Он хотел ее упрекнуть за эти слова, но спохватился, промолчал, – уж очень фальшив был бы его упрек.

– Чепыжин тебе звонил, – сказала Людмила Николаевна.

Он посмотрел на часы.

– Вечером вернусь пораньше и позвоню ему. Между прочим, вероятно, я опять полечу на Урал.

– Надолго?

– Нет. Дня на три.

Он спешил, впереди был большой день.

Работа была большая, дела большие, государственные дела, а собственные мысли, словно в голове действовал закон обратной пропорциональности, были маленькие, жалкие, мелкие.

Женя, уезжая, просила сестру сходить на Кузнецкий мост, передать Крымову 200 рублей.

– Людмила, – сказал он, – надо передать деньги, о которых просила Женя, ты, кажется, срок пропустила.

Он сказал это не потому, что тревожился о Крымове и о Жене. Он сказал это, подумав, что небрежность Людмилы может ускорить Женин приезд в Москву. Женя, находясь в Москве, начнет писать заявления, письма, звонить по телефону, превратит квартиру Штрума в базу для тюремно‑ прокурорских хлопот.

Штрум понимал, что мысли эти не только мелкие и жалкие, но и подлые. Стыдясь их, он торопливо сказал:

– Напиши Жене. Пригласи ее от своего и моего имени. Может быть, ей нужно быть в Москве, а ехать без приглашения неловко. Слышишь, Люда? Немедленно напиши ей!

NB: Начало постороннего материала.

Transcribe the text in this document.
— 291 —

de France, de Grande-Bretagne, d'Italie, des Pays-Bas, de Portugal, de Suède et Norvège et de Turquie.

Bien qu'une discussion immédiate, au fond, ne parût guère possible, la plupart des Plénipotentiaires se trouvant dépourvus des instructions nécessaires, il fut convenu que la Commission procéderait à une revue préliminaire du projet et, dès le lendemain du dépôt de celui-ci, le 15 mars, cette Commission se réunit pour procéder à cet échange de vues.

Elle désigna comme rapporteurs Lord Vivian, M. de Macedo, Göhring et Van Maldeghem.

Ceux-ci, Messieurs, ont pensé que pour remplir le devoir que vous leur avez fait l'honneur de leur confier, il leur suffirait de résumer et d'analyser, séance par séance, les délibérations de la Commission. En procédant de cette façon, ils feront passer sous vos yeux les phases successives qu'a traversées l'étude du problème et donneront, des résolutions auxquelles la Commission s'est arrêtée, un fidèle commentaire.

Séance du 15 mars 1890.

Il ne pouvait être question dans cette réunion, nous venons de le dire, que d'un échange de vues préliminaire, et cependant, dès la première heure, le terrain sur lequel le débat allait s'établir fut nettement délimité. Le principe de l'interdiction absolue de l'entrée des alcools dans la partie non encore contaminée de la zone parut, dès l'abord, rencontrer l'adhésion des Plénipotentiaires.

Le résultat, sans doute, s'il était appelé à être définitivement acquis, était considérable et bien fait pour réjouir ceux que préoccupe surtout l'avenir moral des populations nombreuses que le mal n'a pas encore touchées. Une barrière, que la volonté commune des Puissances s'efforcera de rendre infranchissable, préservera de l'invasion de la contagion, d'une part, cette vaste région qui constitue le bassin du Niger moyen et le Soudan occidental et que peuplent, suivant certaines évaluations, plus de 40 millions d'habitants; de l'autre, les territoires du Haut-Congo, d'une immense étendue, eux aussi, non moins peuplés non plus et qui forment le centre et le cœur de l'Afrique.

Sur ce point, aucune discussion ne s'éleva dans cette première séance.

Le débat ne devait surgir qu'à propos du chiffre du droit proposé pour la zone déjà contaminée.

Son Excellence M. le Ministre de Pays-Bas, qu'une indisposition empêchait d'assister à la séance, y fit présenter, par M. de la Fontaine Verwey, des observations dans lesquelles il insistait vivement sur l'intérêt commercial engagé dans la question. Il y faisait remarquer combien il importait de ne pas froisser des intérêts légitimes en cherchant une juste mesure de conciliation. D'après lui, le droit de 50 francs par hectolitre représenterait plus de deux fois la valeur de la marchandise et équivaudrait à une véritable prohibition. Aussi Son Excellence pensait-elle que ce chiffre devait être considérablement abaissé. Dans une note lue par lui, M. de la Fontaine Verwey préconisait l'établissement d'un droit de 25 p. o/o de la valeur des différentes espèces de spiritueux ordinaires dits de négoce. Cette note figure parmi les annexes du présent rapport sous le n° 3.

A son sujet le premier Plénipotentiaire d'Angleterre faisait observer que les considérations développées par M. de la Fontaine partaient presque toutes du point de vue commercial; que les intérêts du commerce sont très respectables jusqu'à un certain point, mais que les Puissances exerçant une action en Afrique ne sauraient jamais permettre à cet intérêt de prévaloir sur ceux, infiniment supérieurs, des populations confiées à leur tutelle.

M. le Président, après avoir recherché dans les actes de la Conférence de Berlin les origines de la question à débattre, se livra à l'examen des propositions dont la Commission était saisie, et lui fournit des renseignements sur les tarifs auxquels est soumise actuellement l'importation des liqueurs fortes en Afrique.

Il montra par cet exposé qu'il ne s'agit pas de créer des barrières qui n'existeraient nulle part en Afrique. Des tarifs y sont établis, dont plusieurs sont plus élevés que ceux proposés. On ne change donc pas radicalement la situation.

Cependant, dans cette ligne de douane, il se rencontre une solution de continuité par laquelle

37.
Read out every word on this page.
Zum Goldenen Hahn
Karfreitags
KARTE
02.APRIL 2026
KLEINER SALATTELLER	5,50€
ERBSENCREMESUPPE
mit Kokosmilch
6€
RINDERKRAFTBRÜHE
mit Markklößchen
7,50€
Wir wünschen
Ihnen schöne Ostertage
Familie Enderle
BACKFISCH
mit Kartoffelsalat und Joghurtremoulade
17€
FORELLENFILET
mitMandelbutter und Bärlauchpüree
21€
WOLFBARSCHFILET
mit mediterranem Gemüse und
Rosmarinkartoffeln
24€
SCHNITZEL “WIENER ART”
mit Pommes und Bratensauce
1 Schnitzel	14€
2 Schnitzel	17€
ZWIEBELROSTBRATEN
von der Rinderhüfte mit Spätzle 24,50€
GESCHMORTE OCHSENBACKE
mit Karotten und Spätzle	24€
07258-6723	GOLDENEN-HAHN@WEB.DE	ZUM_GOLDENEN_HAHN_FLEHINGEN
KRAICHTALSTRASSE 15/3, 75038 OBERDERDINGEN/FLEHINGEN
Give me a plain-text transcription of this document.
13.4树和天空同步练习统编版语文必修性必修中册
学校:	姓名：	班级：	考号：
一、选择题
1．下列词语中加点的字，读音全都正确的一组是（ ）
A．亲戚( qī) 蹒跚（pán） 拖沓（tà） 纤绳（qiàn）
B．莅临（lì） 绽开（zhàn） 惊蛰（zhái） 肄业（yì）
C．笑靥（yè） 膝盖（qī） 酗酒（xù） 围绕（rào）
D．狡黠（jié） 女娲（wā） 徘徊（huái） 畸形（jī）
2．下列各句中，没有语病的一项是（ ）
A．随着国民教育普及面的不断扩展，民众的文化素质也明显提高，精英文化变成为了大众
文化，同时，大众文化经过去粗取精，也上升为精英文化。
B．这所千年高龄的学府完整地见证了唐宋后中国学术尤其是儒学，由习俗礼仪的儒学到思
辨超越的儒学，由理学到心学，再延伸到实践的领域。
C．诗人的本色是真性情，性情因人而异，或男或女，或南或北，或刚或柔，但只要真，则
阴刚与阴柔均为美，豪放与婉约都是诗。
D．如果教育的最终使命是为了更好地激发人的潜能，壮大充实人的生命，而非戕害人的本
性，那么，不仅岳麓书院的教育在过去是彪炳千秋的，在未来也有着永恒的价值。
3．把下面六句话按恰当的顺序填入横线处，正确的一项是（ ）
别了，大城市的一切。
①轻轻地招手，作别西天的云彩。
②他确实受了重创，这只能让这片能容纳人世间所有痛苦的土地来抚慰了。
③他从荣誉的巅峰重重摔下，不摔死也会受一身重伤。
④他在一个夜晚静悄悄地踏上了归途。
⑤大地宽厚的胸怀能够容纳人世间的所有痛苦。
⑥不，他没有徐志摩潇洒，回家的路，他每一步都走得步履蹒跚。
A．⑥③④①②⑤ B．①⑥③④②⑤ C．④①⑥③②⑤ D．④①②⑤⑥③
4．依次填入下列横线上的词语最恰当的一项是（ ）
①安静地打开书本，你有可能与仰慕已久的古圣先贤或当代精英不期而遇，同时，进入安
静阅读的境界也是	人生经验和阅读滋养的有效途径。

После таких слов ему стало хорошо, но он опять знал, – говорил он все это для самоуспокоения… Странно все же. Сидел в своей комнате, выгнанный отовсюду, и боялся управдома и девицы из карточного бюро, а голова была занята мыслями о жизни, о правде, о свободе, о Боге… И никому он не был нужен, и телефон молчал неделями, и знакомые предпочитали не здороваться с ним, встречаясь на улице. А теперь, когда десятки людей ждут его, звонят ему, пишут ему, когда ЗИС‑ 101 деликатно сигналит под окном, – он не может освободиться от пустых, как подсолнечная шелуха, мыслей, жалкой досады, ничтожных опасений. То не так сказал, то неосторожно усмехнулся, какие‑ то микроскопические житейские соображения сопутствуют ему.

Одно время после сталинского телефонного звонка ему казалось, что страх полностью ушел из его жизни. Но оказалось, страх все же продолжался, он только стал иным, не плебейским, а барским, – страх ездил в машине, звонил по кремлевской вертушке, но он остался.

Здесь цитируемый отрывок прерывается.